MOSCOW, August 1 (RIA Novosti) – As if Fyodor Dostoyevsky wasn’t depressing enough, Russian court marshals have added a touch of Kafka to his legacy, investigating the Russian literary giant for contempt of court – and only clearing him because he is no longer alive.

The amusing story began with an “idiot” – both the title of an 1869 Dostoyevsky novel, and a word used by a resident of the far eastern Kamchatka Region to describe his opponent in a courtroom in 2011.

Though the magistrate let it slide, a vigilant court marshal reported the offender for contempt of court, leading to a full-blown criminal case, Ekho Moskvy radio reported.

The suspect, local resident Yevgeny Fedorko, retaliated by cranking up the absurdity factor to 11, blaming his actions on the “pernicious influence” of Dostoyevsky’s novel and calling last year for the writer to be investigated for instigating contempt of court.

The request was processed and a nine-month check launched into Dostoyevsky, who was eventually cleared of the accusations earlier this year.

Charges were dropped because the writer died 80 years before Fedorko’s birth and was unable to incite the latter to do anything, the radio reported Monday, citing case materials.

The case against Fedorko was also closed due to the statute of limitations, a decision opposed by the resilient seeker of justice, who sued to have himself cleared of the charges.

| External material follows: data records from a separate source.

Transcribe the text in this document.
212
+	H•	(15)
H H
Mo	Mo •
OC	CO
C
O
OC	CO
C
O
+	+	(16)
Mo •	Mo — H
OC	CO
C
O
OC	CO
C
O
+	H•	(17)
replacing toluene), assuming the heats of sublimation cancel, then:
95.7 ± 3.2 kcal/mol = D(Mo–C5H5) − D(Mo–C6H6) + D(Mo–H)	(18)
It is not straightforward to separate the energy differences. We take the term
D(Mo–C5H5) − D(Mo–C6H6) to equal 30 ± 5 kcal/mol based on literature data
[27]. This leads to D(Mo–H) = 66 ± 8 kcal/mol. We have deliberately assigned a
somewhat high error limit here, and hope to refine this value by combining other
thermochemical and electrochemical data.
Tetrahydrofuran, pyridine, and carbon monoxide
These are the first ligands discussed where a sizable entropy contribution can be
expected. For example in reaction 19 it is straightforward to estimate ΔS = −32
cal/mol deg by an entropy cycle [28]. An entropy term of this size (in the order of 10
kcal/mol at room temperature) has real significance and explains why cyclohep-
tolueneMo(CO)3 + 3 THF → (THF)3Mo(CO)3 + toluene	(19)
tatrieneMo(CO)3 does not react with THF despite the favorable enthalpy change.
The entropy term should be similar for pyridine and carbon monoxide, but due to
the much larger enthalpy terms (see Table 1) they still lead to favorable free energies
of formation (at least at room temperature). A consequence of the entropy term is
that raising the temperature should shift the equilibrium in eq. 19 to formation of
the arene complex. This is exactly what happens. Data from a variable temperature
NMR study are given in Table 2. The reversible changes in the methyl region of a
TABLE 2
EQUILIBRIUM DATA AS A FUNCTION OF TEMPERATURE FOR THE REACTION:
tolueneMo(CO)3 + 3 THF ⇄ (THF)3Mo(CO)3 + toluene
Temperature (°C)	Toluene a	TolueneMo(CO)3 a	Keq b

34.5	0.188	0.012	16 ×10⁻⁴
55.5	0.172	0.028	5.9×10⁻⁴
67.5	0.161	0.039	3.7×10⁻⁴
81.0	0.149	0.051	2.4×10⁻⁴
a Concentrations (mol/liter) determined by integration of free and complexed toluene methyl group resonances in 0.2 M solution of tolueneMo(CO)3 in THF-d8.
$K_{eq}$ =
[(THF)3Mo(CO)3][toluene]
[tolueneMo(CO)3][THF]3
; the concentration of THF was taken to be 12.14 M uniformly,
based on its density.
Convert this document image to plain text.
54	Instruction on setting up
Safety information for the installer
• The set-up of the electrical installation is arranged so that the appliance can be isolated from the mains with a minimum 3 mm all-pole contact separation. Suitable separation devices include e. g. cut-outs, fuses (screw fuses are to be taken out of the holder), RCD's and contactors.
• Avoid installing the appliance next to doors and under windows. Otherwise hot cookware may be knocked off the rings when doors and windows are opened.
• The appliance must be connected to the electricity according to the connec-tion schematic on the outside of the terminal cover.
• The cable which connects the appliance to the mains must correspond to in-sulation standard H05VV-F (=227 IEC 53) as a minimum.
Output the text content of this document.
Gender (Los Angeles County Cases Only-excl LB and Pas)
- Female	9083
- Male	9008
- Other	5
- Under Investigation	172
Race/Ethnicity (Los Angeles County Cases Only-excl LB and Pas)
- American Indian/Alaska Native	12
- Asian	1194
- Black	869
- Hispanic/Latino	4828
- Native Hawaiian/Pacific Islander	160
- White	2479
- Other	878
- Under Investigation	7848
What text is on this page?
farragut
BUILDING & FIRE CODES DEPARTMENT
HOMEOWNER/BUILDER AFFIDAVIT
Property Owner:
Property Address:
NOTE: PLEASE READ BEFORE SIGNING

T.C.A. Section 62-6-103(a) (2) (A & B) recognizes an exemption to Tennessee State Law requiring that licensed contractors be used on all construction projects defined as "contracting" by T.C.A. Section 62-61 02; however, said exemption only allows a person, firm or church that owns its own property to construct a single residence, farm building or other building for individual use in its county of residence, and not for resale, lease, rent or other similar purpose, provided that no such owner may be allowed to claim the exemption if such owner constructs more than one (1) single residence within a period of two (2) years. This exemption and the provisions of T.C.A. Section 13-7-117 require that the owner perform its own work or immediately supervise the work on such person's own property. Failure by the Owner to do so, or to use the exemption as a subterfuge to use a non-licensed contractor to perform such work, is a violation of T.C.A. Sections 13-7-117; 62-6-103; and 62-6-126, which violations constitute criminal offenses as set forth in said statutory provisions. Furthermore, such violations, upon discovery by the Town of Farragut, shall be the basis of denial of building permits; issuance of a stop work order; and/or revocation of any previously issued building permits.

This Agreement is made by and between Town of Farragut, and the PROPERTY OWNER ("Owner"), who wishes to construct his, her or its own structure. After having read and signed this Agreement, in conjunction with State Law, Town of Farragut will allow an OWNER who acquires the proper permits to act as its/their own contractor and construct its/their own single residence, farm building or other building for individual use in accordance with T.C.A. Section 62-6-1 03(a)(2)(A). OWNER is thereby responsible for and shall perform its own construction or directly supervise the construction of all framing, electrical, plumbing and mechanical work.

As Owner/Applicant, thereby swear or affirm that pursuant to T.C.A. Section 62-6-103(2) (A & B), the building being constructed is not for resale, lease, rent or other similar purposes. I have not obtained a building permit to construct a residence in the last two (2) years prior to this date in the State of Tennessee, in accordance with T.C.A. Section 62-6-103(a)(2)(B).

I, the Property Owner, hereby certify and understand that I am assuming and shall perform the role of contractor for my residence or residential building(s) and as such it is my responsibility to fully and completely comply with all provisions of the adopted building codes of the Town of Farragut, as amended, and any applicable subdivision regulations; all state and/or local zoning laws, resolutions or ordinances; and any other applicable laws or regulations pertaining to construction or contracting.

Court marshals are required by law to process all requests, regardless of their strangeness, a spokeswoman for the service’s Kamchatka branch told Kam24.ru news website Wednesday. She did not say why it took nine months to check the novelist for subversive influence.

Contempt of court carries up to six months in detention or a fine of up to 200,000 rubles ($6,000) in Russia.

Dostoyevsky (1821-1881) was no stranger to trouble with the authorities during his lifetime: In 1849, he was sentenced to death along with 19 others for distributing an anti-governmental pamphlet, though the sentence was commuted at the last minute in the presence of the firing squad.